Corteggiati da tutti i grandi - con esclusione della sola Cina - gli indiani dispongono del lusso relativo di poter scegliere i loro alleati. Con l'obiettivo di diventare membro permanente del Consiglio di sicurezza dell'Organizzazione delle nazioni unite, aspettano impazienti di giudicare le intenzioni dell'amministrazione di Barack Obama, considerata a priori meno filo-indiana della precedente, in particolare per l'eterna disputa che contrappone New Delhi al Pakistan a proposito del Kashmir. Per Christophe Jaffrelot, il cambiamento culturale è profondo: «Da grande paladina di una diplomazia etica, l'India sta diventando il portavoce di un approccio realista nelle relazioni internazionali» (5). Harsh V. Pant, specialista dell'India e insegnante presso il King's College di Londra, preferisce sottolineare il ritorno nel paese della «fiducia nella propria statura internazionale» (6).
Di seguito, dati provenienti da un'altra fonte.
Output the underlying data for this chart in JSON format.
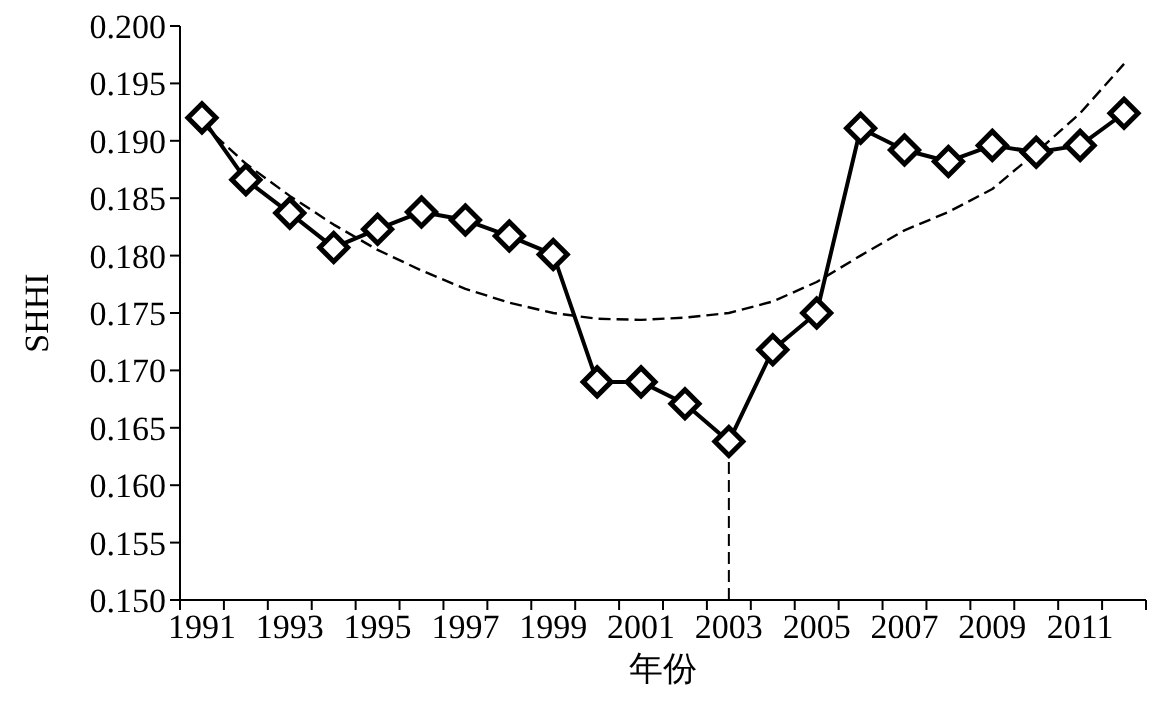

Per consolidare questa posizione, l'India punta su tre pilastri.
Prima di tutto impegnarsi per evitare che la crisi mondiale rovini i propri piani di sviluppo. In secondo luogo capitalizzare il formidabile successo diplomatico rappresentato dagli accordi sul nucleare civile negoziati nel 2005 con Washington (accordi tra George W. Bush e Manmohan Singh) e ratificati dal Congresso degli Stati uniti nel 2008. Accordi che rimettono in discussione le «sacre» regole del Trattato di non proliferazione (Tnp) e danno all'India (e alle sue 150 testate atomiche) la figura di potenza nucleare militare «responsabile» (7).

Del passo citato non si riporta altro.